14 things you can do to immediately improve first impressions
Ted Traylor 01.01.70
Ed Gray was one of the most gifted and positive men I have ever known. He was the leader of the Waterfront Rescue Mission in Pensacola, Florida. He often said: “When you walk into a room, you can move the temperature two degrees up or down. It all has to do with your energy.”
When guests walk onto your church property, it is important to have people who give a warm hello. At Olive Baptist Church, this is called our First Impressions Team.
1. Put the right people in place. Choosing people who are passionate and engaging is the first hurdle. Attitude and service make a difference when it comes to raising the temp.
2. We ask our greeters to personally walk people to the destination. With this in mind, plan for two people at the door. This way, when one goes on mission, there is one left. Our desire is to hand the guest off to another individual.
3. We ask greeters to be in place 15 minutes before the service and remain at least 15 minutes after the service begins.
4. We seek to place people with the right personality and temperament at appropriate entrances. You must have people who love kids greeting at the children’s building entrance. There are a few long hallways in our building. Our plan is to place a few people at strategic spots in those hallways.
5. We train our greeters to have eyes for guests after worship. That is a good time to thank people for coming and invite them to return. Those who serve as ushers are trained to watch for new people in their sections as people tend to sit in the same place. A simple handshake and welcome can raise the temperature.
1. These volunteers must be trained with knowledge.

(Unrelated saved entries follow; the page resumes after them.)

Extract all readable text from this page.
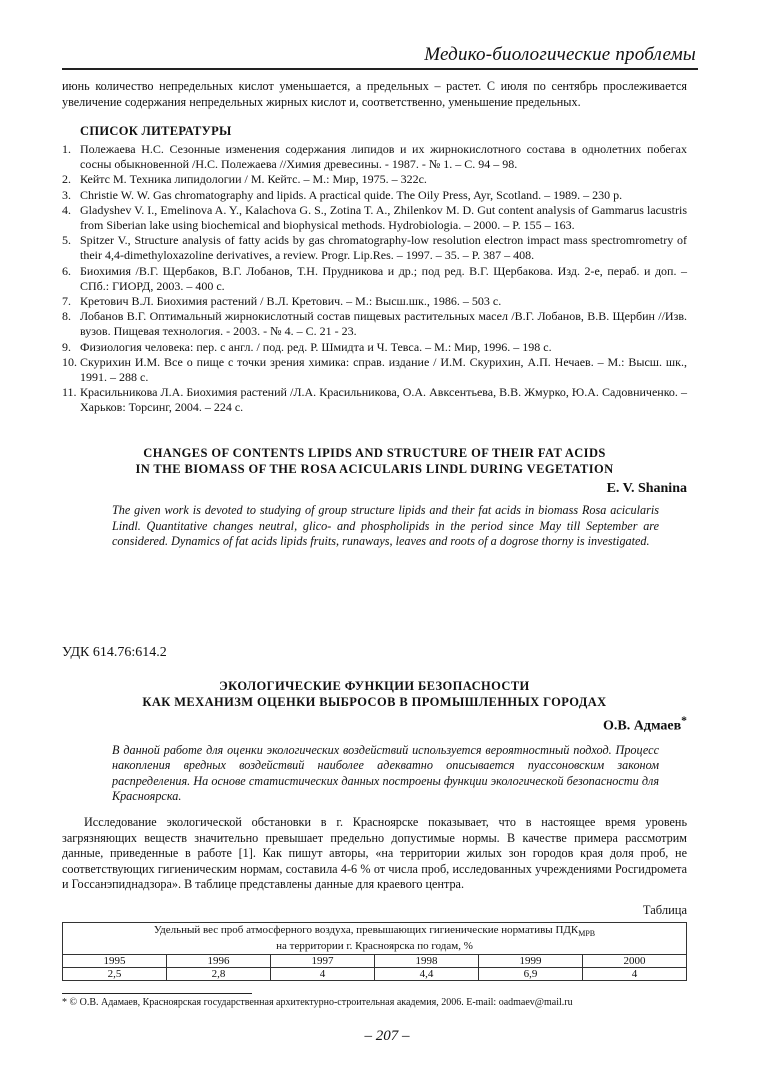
Медико-биологические проблемы

июнь количество непредельных кислот уменьшается, а предельных – растет. С июля по сентябрь прослеживается увеличение содержания непредельных жирных кислот и, соответственно, уменьшение предельных.

СПИСОК ЛИТЕРАТУРЫ
1. Полежаева Н.С. Сезонные изменения содержания липидов и их жирнокислотного состава в однолетних побегах сосны обыкновенной /Н.С. Полежаева //Химия древесины. - 1987. - № 1. – С. 94 – 98.
2. Кейтс М. Техника липидологии / М. Кейтс. – М.: Мир, 1975. – 322с.
3. Christie W. W. Gas chromatography and lipids. A practical quide. The Oily Press, Ayr, Scotland. – 1989. – 230 p.
4. Gladyshev V. I., Emelinova A. Y., Kalachova G. S., Zotina T. A., Zhilenkov M. D. Gut content analysis of Gammarus lacustris from Siberian lake using biochemical and biophysical methods. Hydrobiologia. – 2000. – P. 155 – 163.
5. Spitzer V., Structure analysis of fatty acids by gas chromatography-low resolution electron impact mass spectromrometry of their 4,4-dimethyloxazoline derivatives, a review. Progr. Lip.Res. – 1997. – 35. – P. 387 – 408.
6. Биохимия /В.Г. Щербаков, В.Г. Лобанов, Т.Н. Прудникова и др.; под ред. В.Г. Щербакова. Изд. 2-е, пераб. и доп. – СПб.: ГИОРД, 2003. – 400 с.
7. Кретович В.Л. Биохимия растений / В.Л. Кретович. – М.: Высш.шк., 1986. – 503 с.
8. Лобанов В.Г. Оптимальный жирнокислотный состав пищевых растительных масел /В.Г. Лобанов, В.В. Щербин //Изв. вузов. Пищевая технология. - 2003. - № 4. – С. 21 - 23.
9. Физиология человека: пер. с англ. / под. ред. Р. Шмидта и Ч. Тевса. – М.: Мир, 1996. – 198 с.
10. Скурихин И.М. Все о пище с точки зрения химика: справ. издание / И.М. Скурихин, А.П. Нечаев. – М.: Высш. шк., 1991. – 288 с.
11. Красильникова Л.А. Биохимия растений /Л.А. Красильникова, О.А. Авксентьева, В.В. Жмурко, Ю.А. Садовниченко. – Харьков: Торсинг, 2004. – 224 с.

CHANGES OF CONTENTS LIPIDS AND STRUCTURE OF THEIR FAT ACIDS

IN THE BIOMASS OF THE ROSA ACICULARIS LINDL DURING VEGETATION

E. V. Shanina

The given work is devoted to studying of group structure lipids and their fat acids in biomass Rosa acicularis Lindl. Quantitative changes neutral, glico- and phospholipids in the period since May till September are considered. Dynamics of fat acids lipids fruits, runaways, leaves and roots of a dogrose thorny is investigated.

УДК 614.76:614.2

ЭКОЛОГИЧЕСКИЕ ФУНКЦИИ БЕЗОПАСНОСТИ

КАК МЕХАНИЗМ ОЦЕНКИ ВЫБРОСОВ В ПРОМЫШЛЕННЫХ ГОРОДАХ

О.В. Адмаев*

В данной работе для оценки экологических воздействий используется вероятностный подход. Процесс накопления вредных воздействий наиболее адекватно описывается пуассоновским законом распределения. На основе статистических данных построены функции экологической безопасности для Красноярска.

Исследование экологической обстановки в г. Красноярске показывает, что в настоящее время уровень загрязняющих веществ значительно превышает предельно допустимые нормы. В качестве примера рассмотрим данные, приведенные в работе [1]. Как пишут авторы, «на территории жилых зон городов края доля проб, не соответствующих гигиеническим нормам, составила 4-6 % от числа проб, исследованных учреждениями Росгидромета и Госсанэпиднадзора». В таблице представлены данные для краевого центра.

Таблица
Удельный вес проб атмосферного воздуха, превышающих гигиенические нормативы $ПДК_{МРВ}$
на территории г. Красноярска по годам, %					
1995	1996	1997	1998	1999	2000
2,5	2,8	4	4,4	6,9	4
* © О.В. Адамаев, Красноярская государственная архитектурно-строительная академия, 2006. E-mail: oadmaev@mail.ru
– 207 –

They must be problem solvers who are flexible and creative.
2. “No butts allowed” comes right out of the restaurant industry. Never allow people to hang out at the welcome desk and lean on it with their backside as the thing people see as they walk up.
3. We have a small gift for second-time guests. A letter from the pastor to first-timers includes a card, that if returned can be exchanged for the gift. We use a written booklet by the pastor, musical CD, or something else that might be seasonal. Welcome desk volunteers need to have a supply of the things to be given.
1. Someone will extend a welcome to guests in the service. This often is the pastor or another staff member. We ask them to register with us, using their phone or with the card in the pew in front of them.
2. A smile from the one giving the greeting raises the temp. Let them know their presence is a joy to all of us at church.
3. We refrain from having guests be seated as members stand. Polls show that this makes most people very uncomfortable.
4. We do not shake hands at greeting time. We train our people to do that at the conclusion of worship to all those around them. The atmosphere in the service can be one of friendliness that makes the greeting very natural. You must train your people in this. Talk about it from time to time.
5. Not every pastor can, but I station myself at a different entrance before our early service and greet people. I keep someone with me to help with issues that may arise. Most of those are people needing help with something, and I can hand those off to another person to offer further ministry.
6. I bend down on a knee a lot to talk with kids. If the little ones like me, I have an advocate in that home asking to come back to our church. It works!